Steel reinforced bonded vulcanized rubber loading hoses are frequently used in offshore oil loading systems. The hoses are used as offloading system between platforms and shuttle tankers and represent a flexible economical feasible solution for hydrocarbon transfer. The reliability of these hoses throughout the service life is an important issue both with respect to operational availability and with respect to environmental safety. Hence, the load bearing capacity of these hoses and the fatigue endurance become matters of concern and important design topics. Due to the large deformation of these hoses and the complicated composite structure in the hose wall, the hoses are difficult to analyze with respect to the strain and stress response when subjected to the various load cases.

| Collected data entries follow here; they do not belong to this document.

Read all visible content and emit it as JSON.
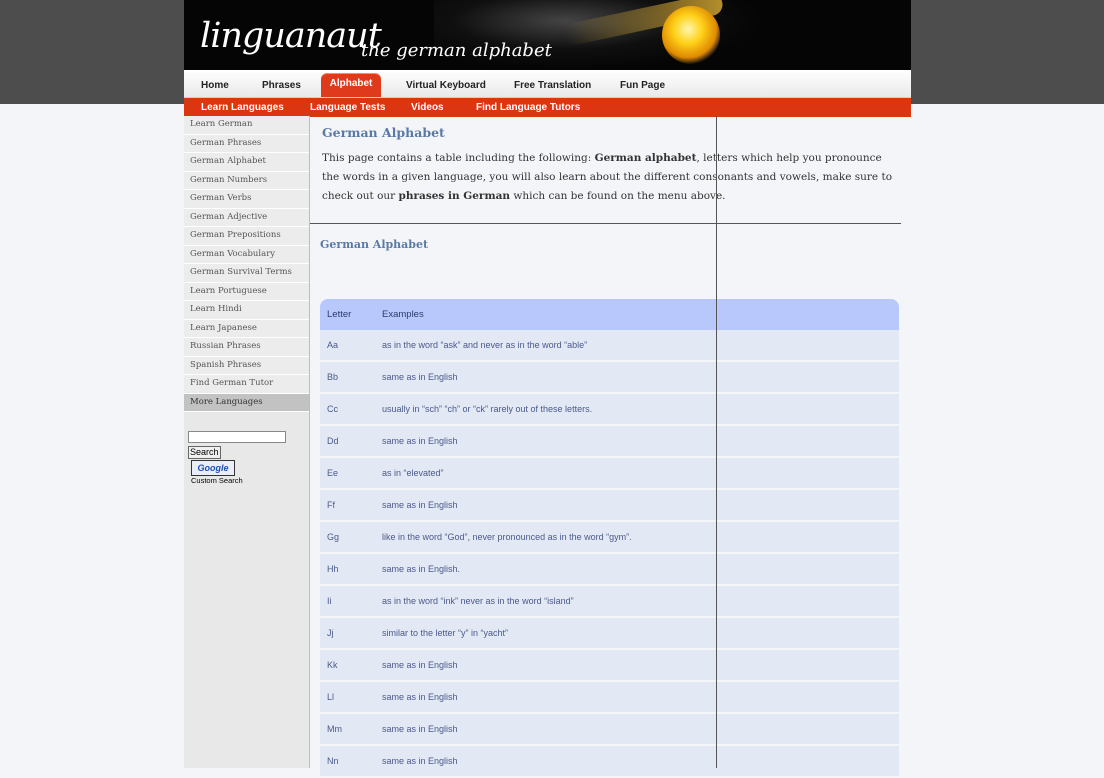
{
  "header": {
    "logo": "linguanaut",
    "subtitle": "the german alphabet"
  },
  "nav": {
    "tabs": [
      {
        "label": "Home",
        "active": false
      },
      {
        "label": "Phrases",
        "active": false
      },
      {
        "label": "Alphabet",
        "active": true
      },
      {
        "label": "Virtual Keyboard",
        "active": false
      },
      {
        "label": "Free Translation",
        "active": false
      },
      {
        "label": "Fun Page",
        "active": false
      }
    ]
  },
  "subnav": {
    "items": [
      "Learn Languages",
      "Language Tests",
      "Videos",
      "Find Language Tutors"
    ]
  },
  "sidebar": {
    "items": [
      "Learn German",
      "German Phrases",
      "German Alphabet",
      "German Numbers",
      "German Verbs",
      "German Adjective",
      "German Prepositions",
      "German Vocabulary",
      "German Survival Terms",
      "Learn Portuguese",
      "Learn Hindi",
      "Learn Japanese",
      "Russian Phrases",
      "Spanish Phrases",
      "Find German Tutor",
      "More Languages"
    ],
    "active_index": 15,
    "search_button": "Search",
    "google_logo": "Google",
    "custom_search": "Custom Search"
  },
  "main": {
    "title": "German Alphabet",
    "intro": {
      "p1": "This page contains a table including the following: ",
      "b1": "German alphabet",
      "p2": ", letters which help you pronounce the words in a given language, you will also learn about the different consonants and vowels, make sure to check out our ",
      "b2": "phrases in German",
      "p3": " which can be found on the menu above."
    },
    "section_title": "German Alphabet",
    "table": {
      "headers": [
        "Letter",
        "Examples"
      ],
      "rows": [
        [
          "Aa",
          "as in the word “ask” and never as in the word “able”"
        ],
        [
          "Bb",
          "same as in English"
        ],
        [
          "Cc",
          "usually in “sch” “ch” or “ck” rarely out of these letters."
        ],
        [
          "Dd",
          "same as in English"
        ],
        [
          "Ee",
          "as in “elevated”"
        ],
        [
          "Ff",
          "same as in English"
        ],
        [
          "Gg",
          "like in the word “God”, never pronounced as in the word “gym”."
        ],
        [
          "Hh",
          "same as in English."
        ],
        [
          "Ii",
          "as in the word “ink” never as in the word “island”"
        ],
        [
          "Jj",
          "similar to the letter “y” in “yacht”"
        ],
        [
          "Kk",
          "same as in English"
        ],
        [
          "Ll",
          "same as in English"
        ],
        [
          "Mm",
          "same as in English"
        ],
        [
          "Nn",
          "same as in English"
        ]
      ]
    }
  }
}
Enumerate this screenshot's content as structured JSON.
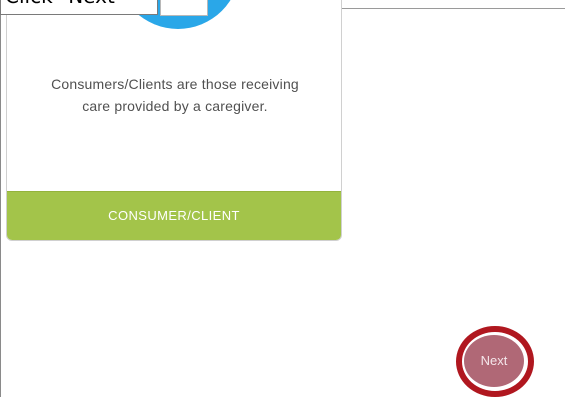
{
  "instruction": {
    "text": "Click \"Next\""
  },
  "card": {
    "description": "Consumers/Clients are those receiving care provided by a caregiver.",
    "button_label": "CONSUMER/CLIENT",
    "icon": "consumer-icon",
    "accent_color": "#2aa7e8",
    "button_color": "#a3c44a"
  },
  "next_button": {
    "label": "Next",
    "color": "#b06876",
    "highlight_color": "#b0171f"
  }
}
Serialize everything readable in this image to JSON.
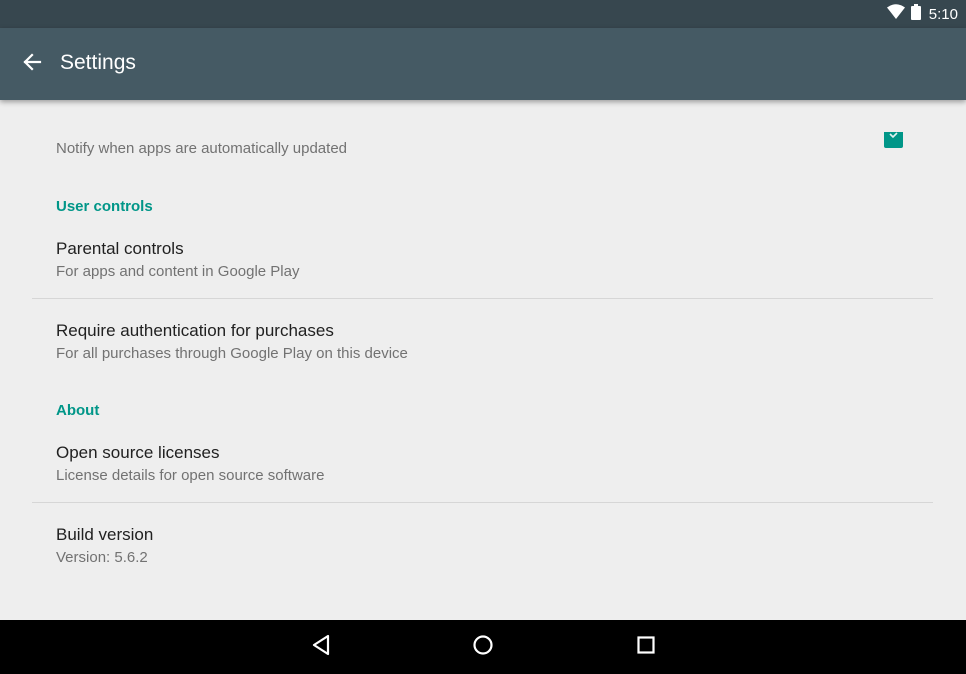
{
  "status_bar": {
    "time": "5:10",
    "icons": [
      "wifi-icon",
      "battery-icon"
    ]
  },
  "app_bar": {
    "title": "Settings",
    "back_icon": "arrow-back-icon"
  },
  "colors": {
    "status_bar": "#37474f",
    "app_bar": "#455a64",
    "accent": "#009688",
    "background": "#eeeeee"
  },
  "general": {
    "notify_summary": "Notify when apps are automatically updated",
    "notify_checked": true
  },
  "user_controls": {
    "header": "User controls",
    "items": [
      {
        "title": "Parental controls",
        "summary": "For apps and content in Google Play"
      },
      {
        "title": "Require authentication for purchases",
        "summary": "For all purchases through Google Play on this device"
      }
    ]
  },
  "about": {
    "header": "About",
    "items": [
      {
        "title": "Open source licenses",
        "summary": "License details for open source software"
      },
      {
        "title": "Build version",
        "summary": "Version: 5.6.2"
      }
    ]
  },
  "nav_bar": {
    "buttons": [
      "back-triangle-icon",
      "home-circle-icon",
      "recents-square-icon"
    ]
  }
}
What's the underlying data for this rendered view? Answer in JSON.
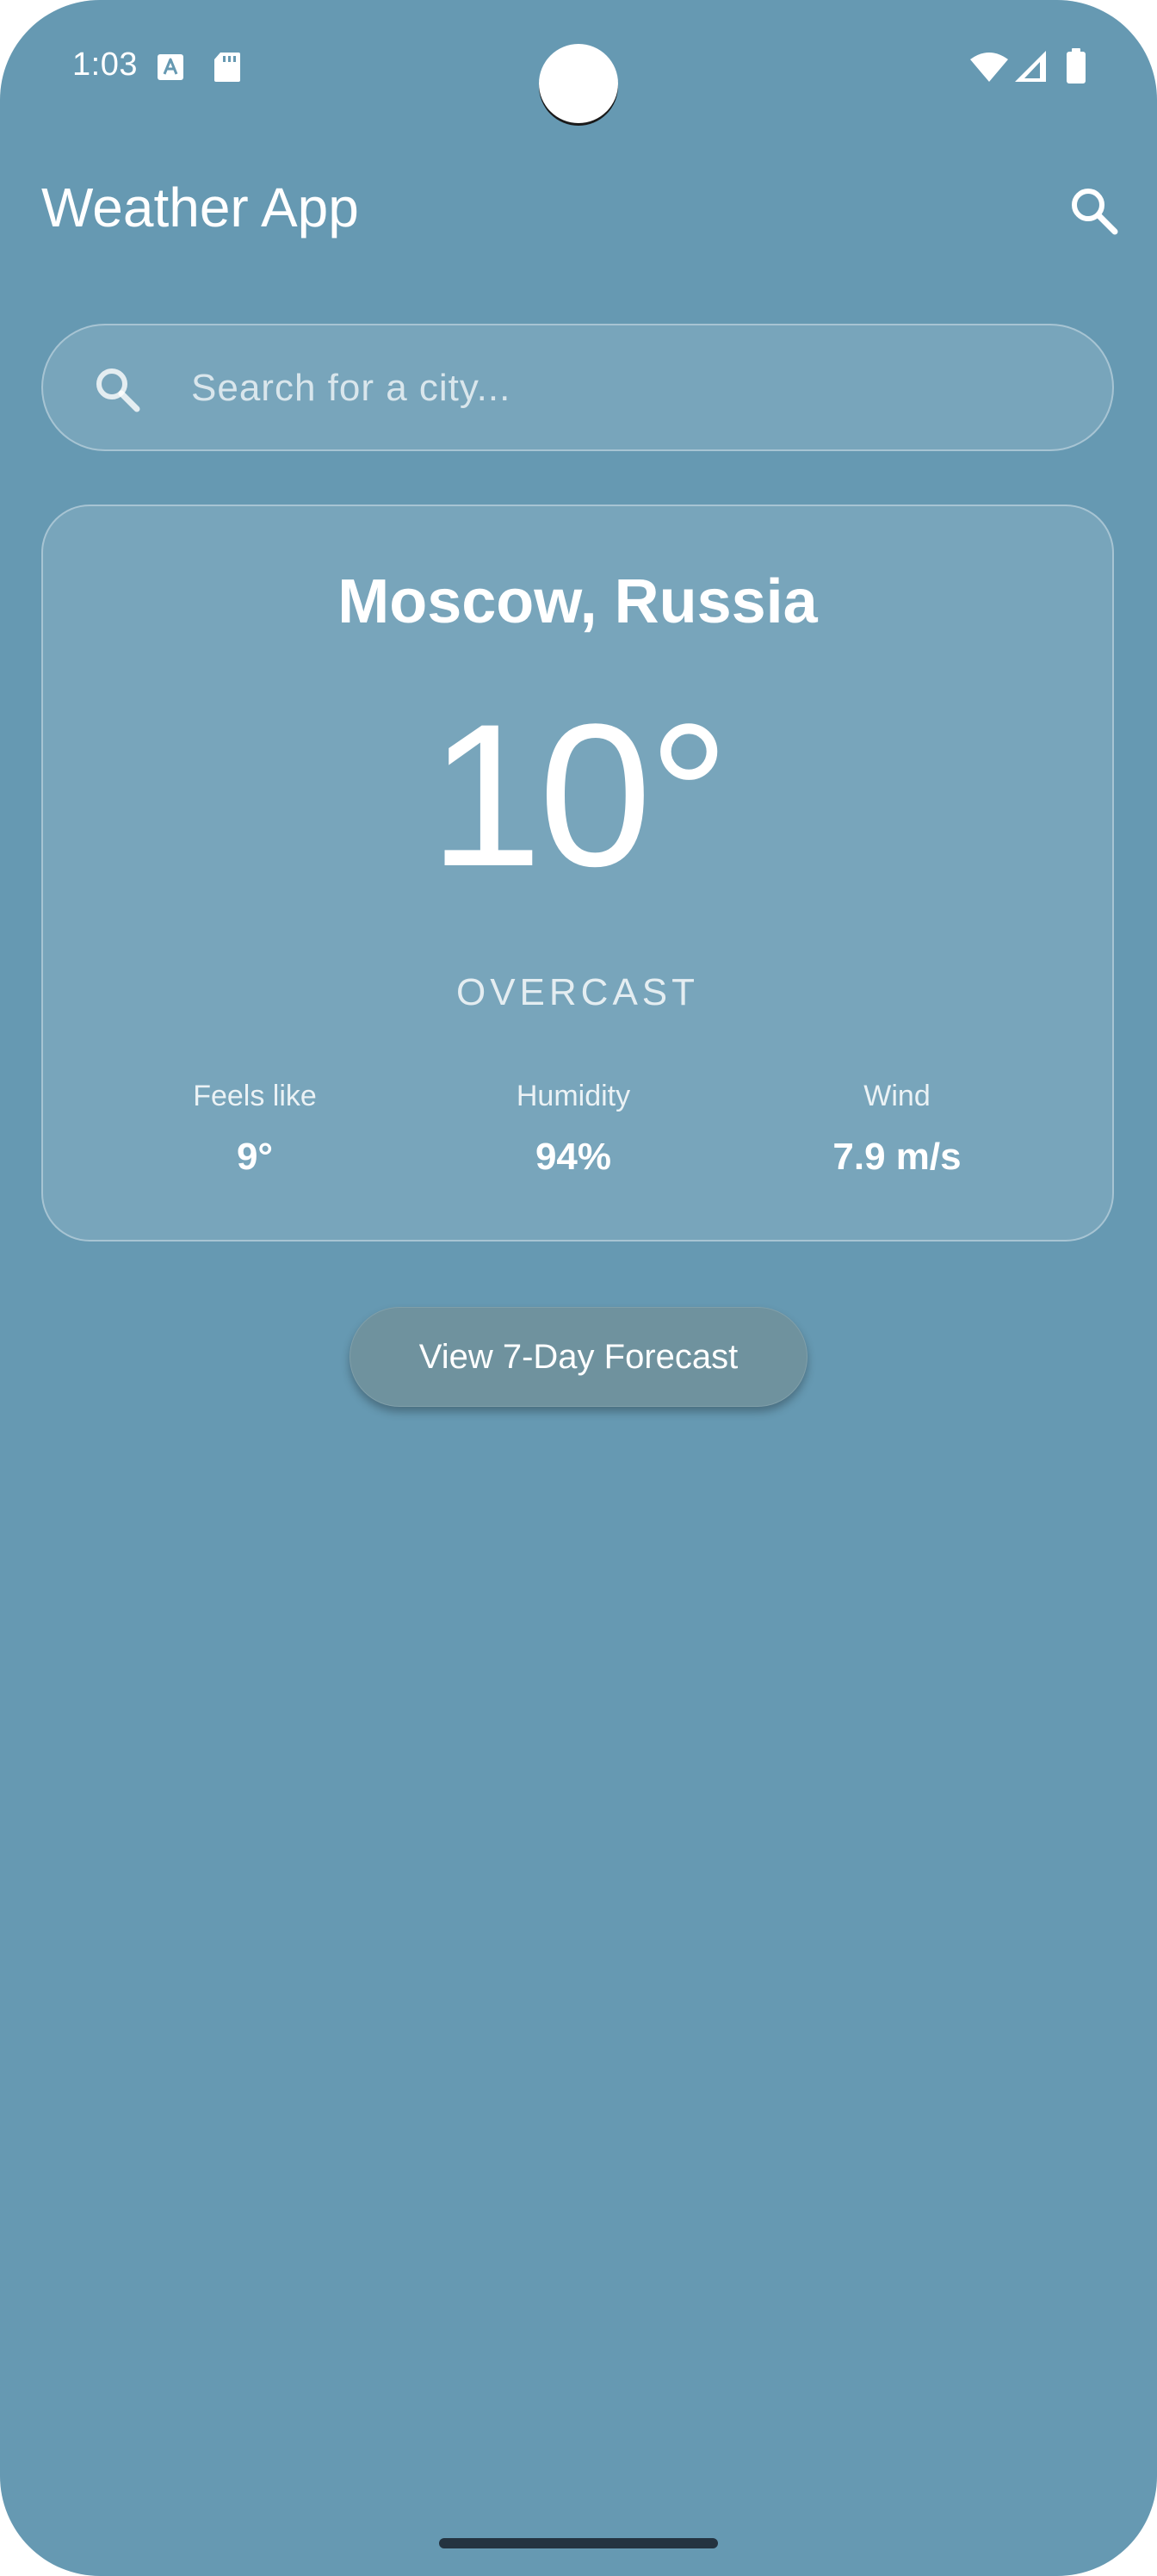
{
  "status_bar": {
    "time": "1:03",
    "icons": [
      "font-notification-icon",
      "sd-card-icon",
      "wifi-icon",
      "cellular-signal-icon",
      "battery-icon"
    ]
  },
  "app_bar": {
    "title": "Weather App",
    "search_icon": "search-icon"
  },
  "search": {
    "placeholder": "Search for a city...",
    "value": "",
    "icon": "search-icon"
  },
  "weather": {
    "city": "Moscow, Russia",
    "temperature": "10°",
    "condition": "OVERCAST",
    "stats": [
      {
        "label": "Feels like",
        "value": "9°"
      },
      {
        "label": "Humidity",
        "value": "94%"
      },
      {
        "label": "Wind",
        "value": "7.9 m/s"
      }
    ]
  },
  "forecast_button": {
    "label": "View 7-Day Forecast"
  },
  "colors": {
    "background": "#6699b2",
    "card": "rgba(255,255,255,0.12)",
    "button": "#6f929e",
    "text": "#ffffff"
  }
}
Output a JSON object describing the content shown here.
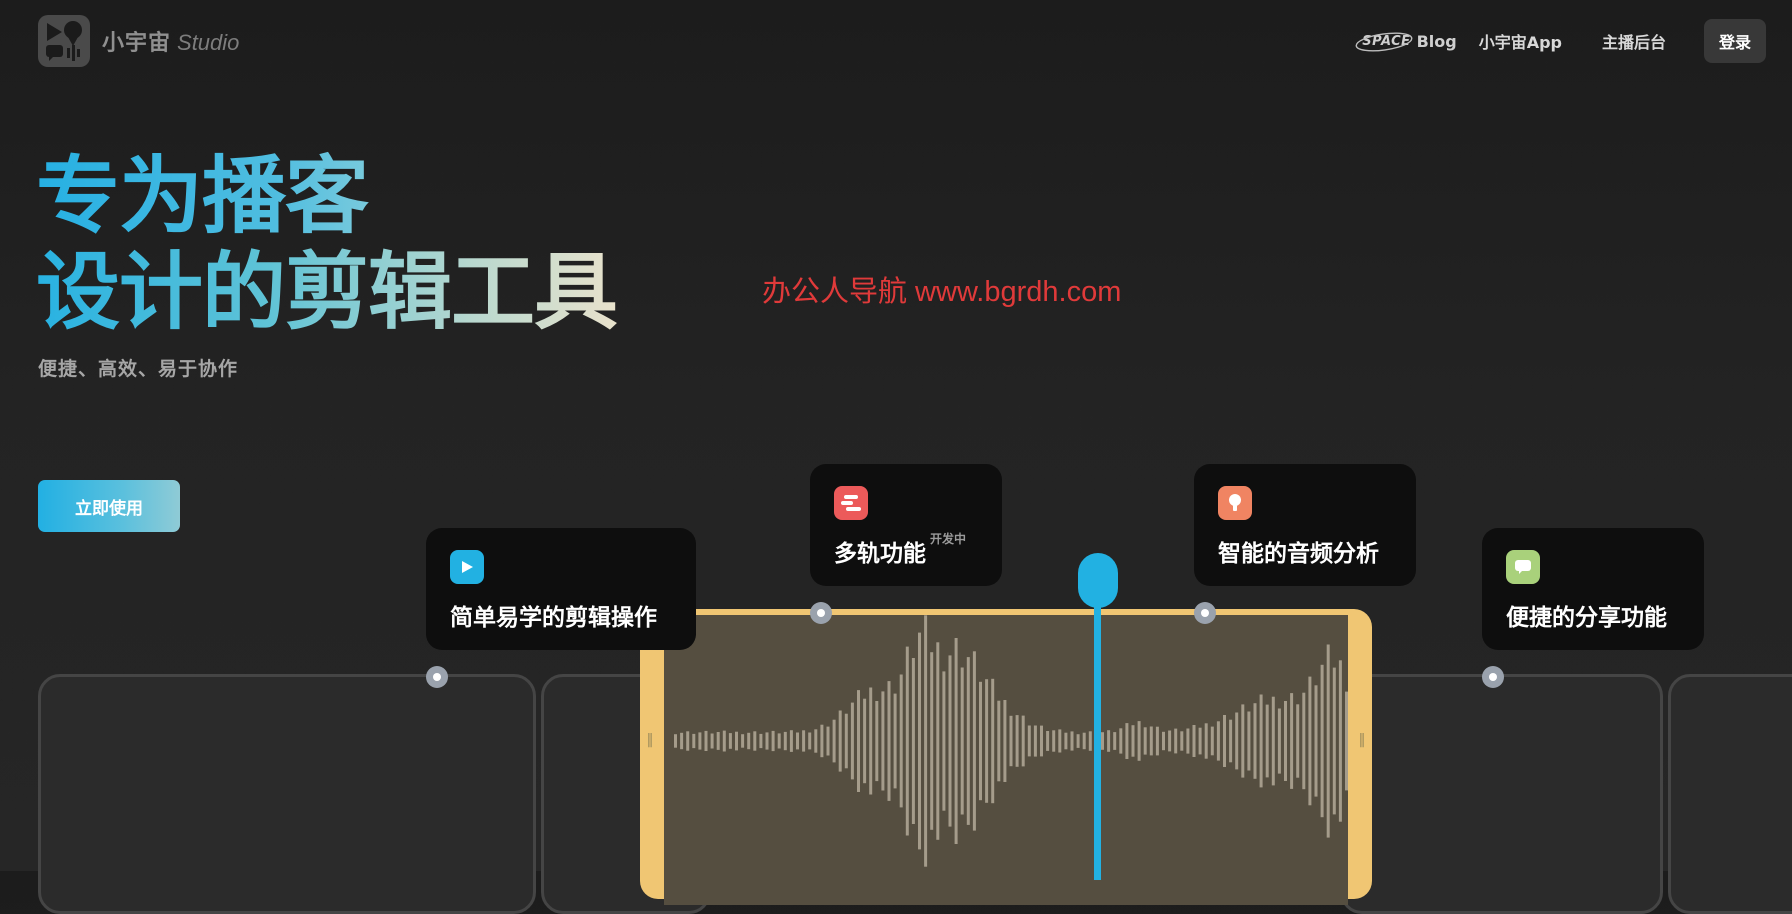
{
  "brand": {
    "name_cn": "小宇宙",
    "name_en": "Studio",
    "logo_icon": "podcast-logo-icon"
  },
  "nav": {
    "space_badge": "SPACE",
    "blog": "Blog",
    "app": "小宇宙App",
    "host_dashboard": "主播后台",
    "login": "登录"
  },
  "hero": {
    "title_line1": "专为播客",
    "title_line2": "设计的剪辑工具",
    "subtitle": "便捷、高效、易于协作",
    "cta": "立即使用"
  },
  "watermark": "办公人导航  www.bgrdh.com",
  "features": [
    {
      "label": "简单易学的剪辑操作",
      "icon": "play-icon",
      "color": "#22b1e2"
    },
    {
      "label": "多轨功能",
      "tag": "开发中",
      "icon": "multitrack-icon",
      "color": "#ec5a5a"
    },
    {
      "label": "智能的音频分析",
      "icon": "lightbulb-icon",
      "color": "#f08462"
    },
    {
      "label": "便捷的分享功能",
      "icon": "chat-bubble-icon",
      "color": "#a9d17b"
    }
  ],
  "colors": {
    "accent_blue": "#22b1e2",
    "clip_yellow": "#f0c673",
    "watermark_red": "#e03a3a",
    "background": "#232323"
  }
}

The present paper presents extreme load capacity assessments and a fatigue life prediction methodology for bonded loading hoses subjected to high pressure, tension and bending in a catenary configuration and in repeated reeling under high hose tension. The load effects on the hose during the reeling operations and the fatigue life predictions methodology for both steel components and rubber are emphasized in the present work. A combination of advanced finite element modeling and full scale testing to corroborate the analyses results has been carried out to qualify the hoses to be fit for service and to fulfill the API17K requirements. The present paper presents results from advanced finite element models and full scale testing for a 20″ bonded hose with steel end fittings. The investigation brings new knowledge in the field of hose design methodology and the results are discussed in light of current requirements and regulations such as OCIMF and API 17K.
A consequence of the comprehensive testing and analysis work is that the requirement for testing in future projects is reduced, and calibrated analysis models can be used to predict hose capacities.